Claro. Começamos a vender passagens aéreas, uma conveniência e tanto para o nosso cliente. Imagine uma senhorinha em Toritama, que deseja visitar a filha que mora e trabalha em São Paulo. Imagine a dificuldade dela para adquirir essa passagem. Na loja da rede ela vai comprar parceladamente, pagando aos poucos. E só vai viajar quando terminar de quitar a compra.

Que outros produtos pretende desenvolver na Rede Banorte?
Tenho excelente expectativa em prover nossos clientes com seguros que essa população ainda não consome. Seguro de vida (que envolve auxílio funeral), de acidentes pessoais, de roubo. Fizemos uma parceria com o Banco Pan, em que além de seguros vamos oferecer também crédito imobiliário. E queremos fazer uma parceria com imobiliárias que desejem vender imóveis pela rede.

Outras experiências?
Sim. Desde novembro estamos atuando junto com a Financial Services no financiamento em até R$ 500 das contas de água, luz, telefone e boleto de cartão de crédito. O cliente pagará essa conta em três parcelas. Hoje temos mil contratos e devemos colocar o pé no acelerador com esse produto.

Sua rede de lojas está preparada para suportar esse olhar?
Atualmente temos 102 lojas com mais oito em instalação. Até o final deste ano chegaremos a 150, cobrindo Pernambuco, Alagoas, Sergipe, norte da Bahia e Rio Grande do Norte. Nosso modelo é o de franquia, em que o investimento por loja acontece a partir de R$ 45 mil. Nosso desafio nesse ambiente é mudar o perfil do franqueado, herdado da época do Banco Matriz (rede que foi adquirida pelo Gerador ao Banco Sofisa por R$30 milhões). Ele precisa deixar de ser um recebedor de contas para se tornar um vendedor de produtos. Quando isso acontece, inicia-se um ciclo virtuoso em que o lojista ganha dinheiro e deseja partir para a sua segunda loja.
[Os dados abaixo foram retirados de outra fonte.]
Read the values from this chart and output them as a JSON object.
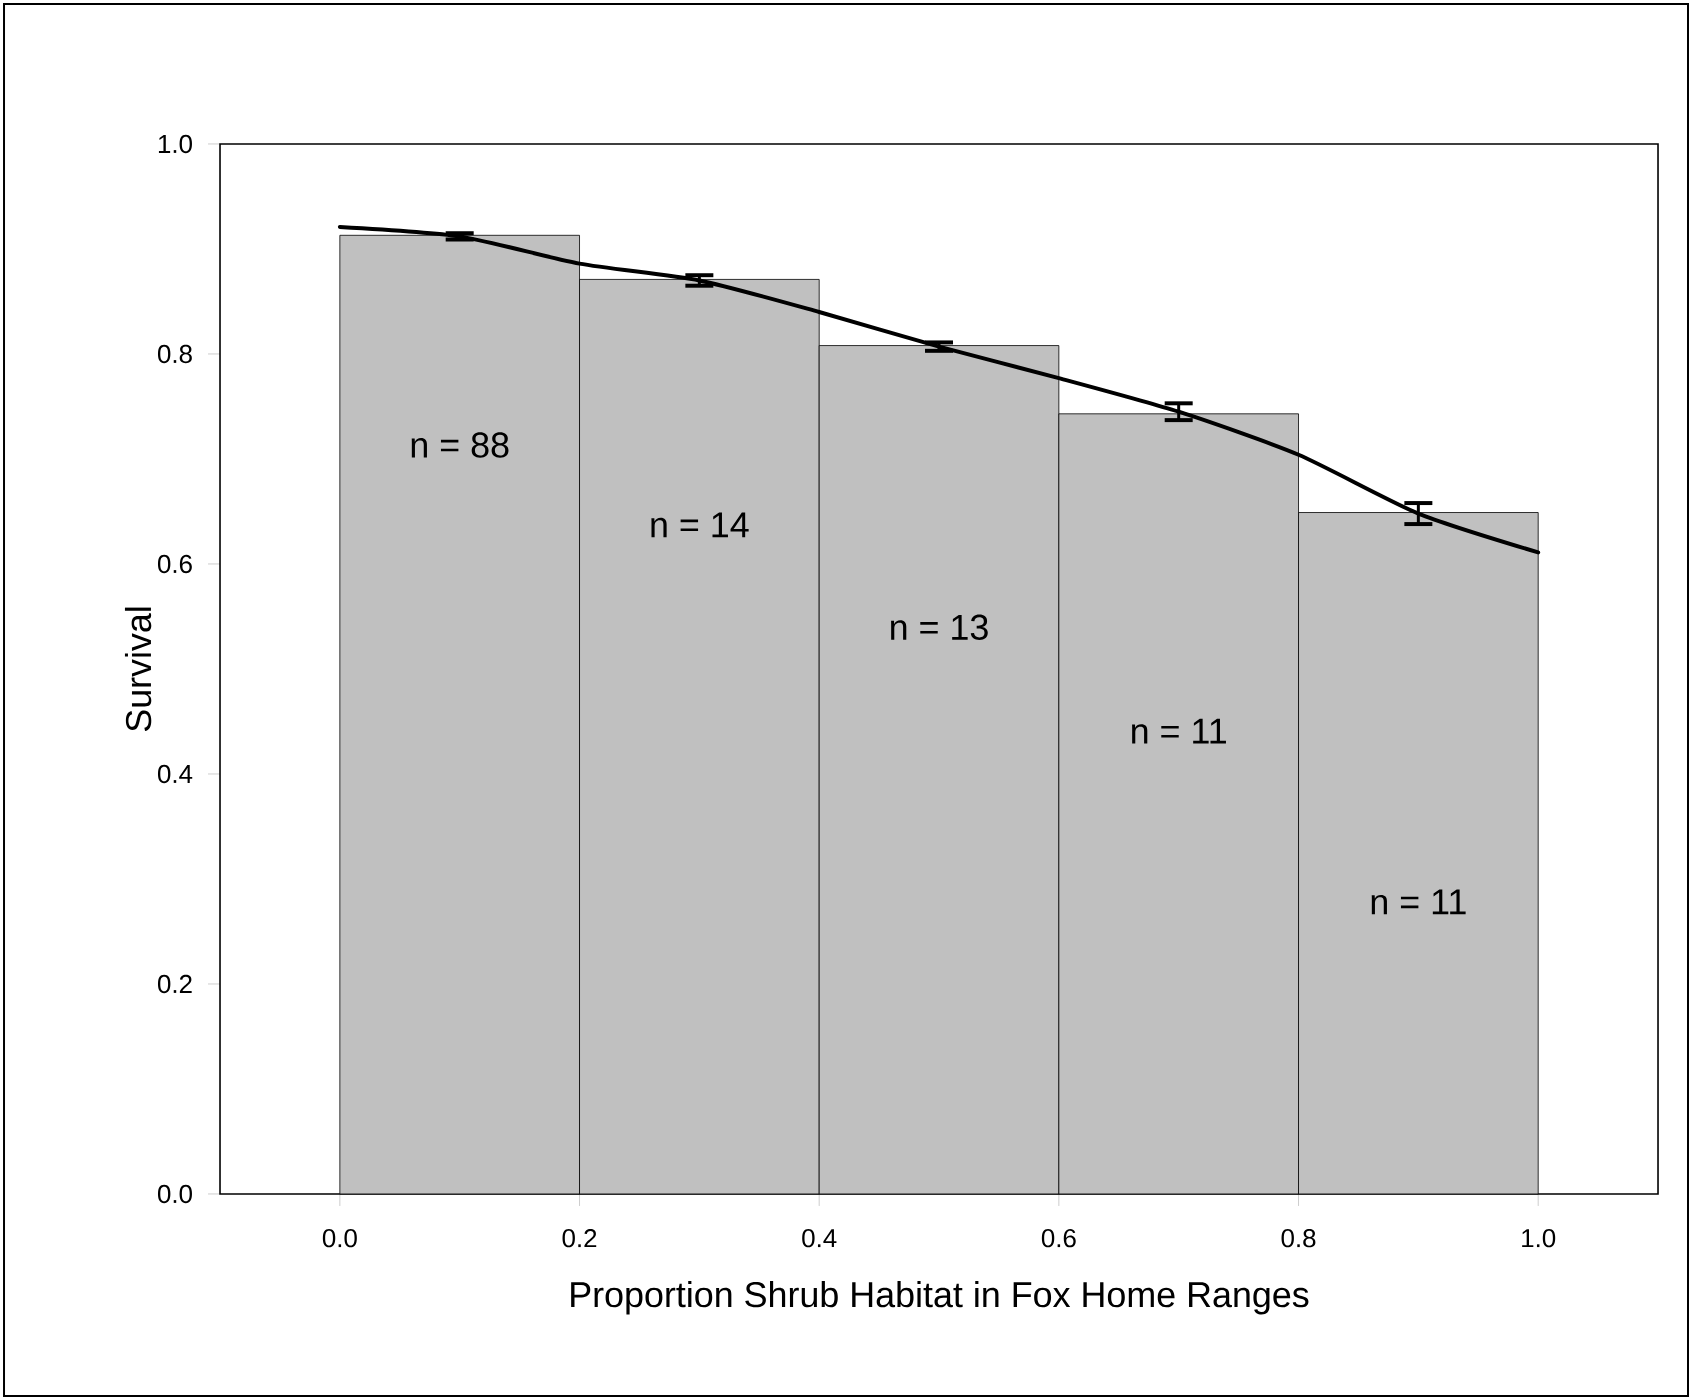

Como você percebe o Brasil do biênio 2014-2015?
Será um período desafiador. O mundo está se modificando e o País precisa sintonizar essas mudanças. A inflação voltou a ser uma ameaça real à estabilidade do Brasil. Se o empresário diminui seus investimentos, diminui a oferta de emprego e renda, consequentemente o consumo e a arrecadação. Se esse ciclo se instala, o Governo também não investe e esse cenário puxa o PIB para baixo. O câmbio, como consequência do ambiente, está presssionado para desvalorizar a moeda e a taxa de juros está sendo elevada como um instrumento para conter a inflação, o que desestimula o investimento porque aumenta o risco. A retomada do crescimento americano, por sua vez, inibe o investimento externo no Brasil.